After the way Stephen had hollered at him when he’d called the mansion earlier, Jasper hadn’t dared to tell Stephen that Laura Towne had barely touched her dessert. Which meant that she wasn’t drugged.
Which was obviously why she had unexpectedly awakened to find herself locked into her room.
Stephen is going to be so angry when I tell him that she didn’t eat her dessert and that I kept it from him earlier,
Jasper thinks, staring into the darkness.
So then don’t tell him,
a voice says reasonably inside his mind.
But I don’t like to have secrets from Stephen. I’ve always told him everything.
And do you think,
the voice scoffs,
that he tells you everything in return?
Not wanting to answer that, Jasper flips over and pulls the pillow over his head tightly to drown out the annoying voices in his head.
S
unday morning dawns raw and stormy in Boston.
Laura opens her eyes to find herself entangled in the twin sheet on Shawn’s bed as he slumbers peacefully beside her. It amazes her how he can sleep that way—naked and uncovered. For all her own brazen sexuality, Laura always makes sure to slip her own nude body under the covers when she falls asleep.
Jennie
, she thinks idly,
probably doesn’t even sleep naked when she’s with someone.
She can easily imagine her prudish sister climbing out of bed after Keegan’s asleep and pulling one of her warm flannel nightgowns over her head.
Then again, it’s surprising that Jennie is sleeping with Keegan in the first place . . .
Was,
Laura corrects, remembering that Keegan is history.
Then she remembers something else.
Last night, she’d been worried about her sister for some reason . . .
For no reason,
she tells herself, recalling her inexplicable uneasiness over Jennie’s trip to the island.
She’d managed to put it out of her head last night, thanks to Shawn’s expert hands and lips and—well, everything. But now the memory of her worry comes back to Laura full force and she sits up and frowns.
“Laura?” Shawn asks groggily, stirring beside her on the mattress.
“Yeah. I have to go home.”
“Huh?”
“I have to leave,” she says, already on her feet and reaching for his robe to wear for a quick trip to the bathroom down the hall.
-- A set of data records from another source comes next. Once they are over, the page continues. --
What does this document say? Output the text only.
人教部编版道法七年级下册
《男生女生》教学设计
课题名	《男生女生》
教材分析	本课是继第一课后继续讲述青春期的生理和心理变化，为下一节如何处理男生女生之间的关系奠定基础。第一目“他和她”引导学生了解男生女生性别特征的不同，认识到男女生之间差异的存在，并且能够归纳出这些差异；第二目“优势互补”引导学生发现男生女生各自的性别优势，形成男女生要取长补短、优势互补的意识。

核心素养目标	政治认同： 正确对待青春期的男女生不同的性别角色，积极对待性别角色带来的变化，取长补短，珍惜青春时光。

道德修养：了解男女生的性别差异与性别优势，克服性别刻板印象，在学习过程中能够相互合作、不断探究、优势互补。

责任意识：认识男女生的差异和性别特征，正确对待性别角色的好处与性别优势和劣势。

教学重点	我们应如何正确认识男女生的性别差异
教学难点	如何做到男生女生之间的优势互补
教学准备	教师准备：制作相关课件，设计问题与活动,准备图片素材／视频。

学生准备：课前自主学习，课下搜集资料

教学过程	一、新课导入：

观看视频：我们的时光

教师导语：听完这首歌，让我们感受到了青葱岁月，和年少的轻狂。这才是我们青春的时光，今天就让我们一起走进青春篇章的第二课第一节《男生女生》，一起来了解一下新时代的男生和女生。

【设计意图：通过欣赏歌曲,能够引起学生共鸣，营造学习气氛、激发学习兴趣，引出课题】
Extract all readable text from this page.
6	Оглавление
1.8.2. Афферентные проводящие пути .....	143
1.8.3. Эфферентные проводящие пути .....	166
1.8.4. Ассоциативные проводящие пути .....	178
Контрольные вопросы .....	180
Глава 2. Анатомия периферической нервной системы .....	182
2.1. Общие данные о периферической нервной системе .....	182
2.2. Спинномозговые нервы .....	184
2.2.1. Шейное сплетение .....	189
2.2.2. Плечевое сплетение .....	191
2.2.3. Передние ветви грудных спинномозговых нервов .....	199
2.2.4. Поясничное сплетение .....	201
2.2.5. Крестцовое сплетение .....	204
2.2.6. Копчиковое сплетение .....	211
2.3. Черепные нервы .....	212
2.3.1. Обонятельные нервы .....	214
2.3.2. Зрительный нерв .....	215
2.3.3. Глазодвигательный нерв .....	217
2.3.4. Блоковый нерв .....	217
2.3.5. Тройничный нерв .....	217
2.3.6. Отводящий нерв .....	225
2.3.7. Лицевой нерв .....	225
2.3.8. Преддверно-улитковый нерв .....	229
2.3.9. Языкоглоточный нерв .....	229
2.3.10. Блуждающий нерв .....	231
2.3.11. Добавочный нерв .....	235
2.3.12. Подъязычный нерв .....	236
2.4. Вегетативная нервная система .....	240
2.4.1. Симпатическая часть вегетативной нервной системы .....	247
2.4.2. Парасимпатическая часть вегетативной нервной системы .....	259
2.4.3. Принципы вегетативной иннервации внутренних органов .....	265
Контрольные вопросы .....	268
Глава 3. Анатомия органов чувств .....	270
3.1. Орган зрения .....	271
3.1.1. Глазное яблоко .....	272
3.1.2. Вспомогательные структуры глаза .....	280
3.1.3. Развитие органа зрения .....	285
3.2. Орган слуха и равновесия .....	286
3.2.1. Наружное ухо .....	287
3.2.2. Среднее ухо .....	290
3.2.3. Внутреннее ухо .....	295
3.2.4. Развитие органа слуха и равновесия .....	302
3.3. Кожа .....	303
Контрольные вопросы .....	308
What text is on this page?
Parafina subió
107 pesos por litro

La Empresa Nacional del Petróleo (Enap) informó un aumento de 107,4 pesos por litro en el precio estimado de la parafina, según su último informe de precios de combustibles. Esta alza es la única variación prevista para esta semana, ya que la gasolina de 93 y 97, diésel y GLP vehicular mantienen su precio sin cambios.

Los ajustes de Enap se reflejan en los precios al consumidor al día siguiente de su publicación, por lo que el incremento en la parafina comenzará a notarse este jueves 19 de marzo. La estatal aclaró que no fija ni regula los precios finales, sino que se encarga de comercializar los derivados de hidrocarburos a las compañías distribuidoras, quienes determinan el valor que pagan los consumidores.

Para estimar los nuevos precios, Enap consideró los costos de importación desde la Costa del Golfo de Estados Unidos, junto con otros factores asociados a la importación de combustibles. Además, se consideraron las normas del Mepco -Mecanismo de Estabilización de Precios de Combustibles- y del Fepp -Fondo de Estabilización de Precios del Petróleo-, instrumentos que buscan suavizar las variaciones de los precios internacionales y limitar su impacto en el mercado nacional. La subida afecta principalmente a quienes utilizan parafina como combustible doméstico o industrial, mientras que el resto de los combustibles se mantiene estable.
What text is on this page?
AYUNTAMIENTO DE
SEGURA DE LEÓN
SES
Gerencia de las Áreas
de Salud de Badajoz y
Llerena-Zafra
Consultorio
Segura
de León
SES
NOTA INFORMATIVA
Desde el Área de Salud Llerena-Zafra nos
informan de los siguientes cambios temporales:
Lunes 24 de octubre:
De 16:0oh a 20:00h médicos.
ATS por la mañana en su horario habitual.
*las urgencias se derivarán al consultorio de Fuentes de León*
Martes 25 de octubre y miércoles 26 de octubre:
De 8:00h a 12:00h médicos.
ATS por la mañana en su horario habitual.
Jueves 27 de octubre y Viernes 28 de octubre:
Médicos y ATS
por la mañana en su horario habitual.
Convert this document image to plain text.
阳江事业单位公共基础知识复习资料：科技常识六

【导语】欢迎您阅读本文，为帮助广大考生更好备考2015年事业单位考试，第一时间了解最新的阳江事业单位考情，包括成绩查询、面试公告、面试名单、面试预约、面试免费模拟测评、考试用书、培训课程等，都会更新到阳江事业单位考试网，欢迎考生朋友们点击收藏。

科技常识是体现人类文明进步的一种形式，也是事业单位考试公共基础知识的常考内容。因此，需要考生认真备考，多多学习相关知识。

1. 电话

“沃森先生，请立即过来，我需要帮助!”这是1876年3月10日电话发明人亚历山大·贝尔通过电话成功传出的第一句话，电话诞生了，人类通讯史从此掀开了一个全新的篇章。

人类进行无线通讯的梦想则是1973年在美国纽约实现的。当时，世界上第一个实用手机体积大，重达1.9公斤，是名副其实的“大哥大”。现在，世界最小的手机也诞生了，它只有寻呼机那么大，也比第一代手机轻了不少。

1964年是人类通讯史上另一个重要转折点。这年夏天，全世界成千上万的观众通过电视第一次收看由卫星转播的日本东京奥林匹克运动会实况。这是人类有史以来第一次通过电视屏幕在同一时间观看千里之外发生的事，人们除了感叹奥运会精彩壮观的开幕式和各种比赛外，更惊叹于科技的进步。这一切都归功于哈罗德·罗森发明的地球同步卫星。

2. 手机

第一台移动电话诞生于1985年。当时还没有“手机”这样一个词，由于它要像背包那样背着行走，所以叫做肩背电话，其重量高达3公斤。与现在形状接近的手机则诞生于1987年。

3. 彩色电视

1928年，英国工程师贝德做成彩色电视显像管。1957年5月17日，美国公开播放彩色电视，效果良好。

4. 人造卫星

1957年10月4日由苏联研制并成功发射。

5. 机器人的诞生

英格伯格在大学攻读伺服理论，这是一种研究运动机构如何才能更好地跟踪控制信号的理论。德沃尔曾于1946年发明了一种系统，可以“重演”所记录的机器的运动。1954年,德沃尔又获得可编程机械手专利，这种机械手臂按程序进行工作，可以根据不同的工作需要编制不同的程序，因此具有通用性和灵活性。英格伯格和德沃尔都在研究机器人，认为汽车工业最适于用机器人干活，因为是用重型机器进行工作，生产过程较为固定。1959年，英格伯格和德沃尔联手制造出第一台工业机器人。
“But it’s lousy outside,” he says, sitting up and looking toward the window. “And you don’t have to work today. Stay here with me . . .”
“I can’t,” she says, feeling a distinct sense of urgency taking over. “I have to get home and check on my sister.”
“I thought she’s away for the weekend.”
“She is, but I have this feeling that she might have tried to call. I’m worried that something’s wrong with her.”
Shawn frowns, apparently about to say something but thinking better of it. Instead, he asks, “Can’t you access your answering machine from here?”
“Uh-uh. I’ve never been able to figure out how to do that. Jennie’s the one who knows how, but . . .” She shrugs. “Anyway, I have to go.”
“I’ll go with you,” Shawn says, getting out of bed and stretching, his naked body magnificent in the gray morning light.
Surprised, Laura asks, “How come?”
“Because I want to be with you,” he says simply.
A small smile plays over her lips. “Good” is all she says.
But she’s thinking that she’s found Mr. Right at last.
J
ennie wakes with a start.
Oh, God, you’ve been sleeping. . . . How could you fall asleep?
she scolds herself, looking around the room. She’s still sitting up with her knees up against her chest, and the bedside lamp is still on. She looks toward the window and sees dim light filtering through. It’s morning, and the storm is still ranting outside.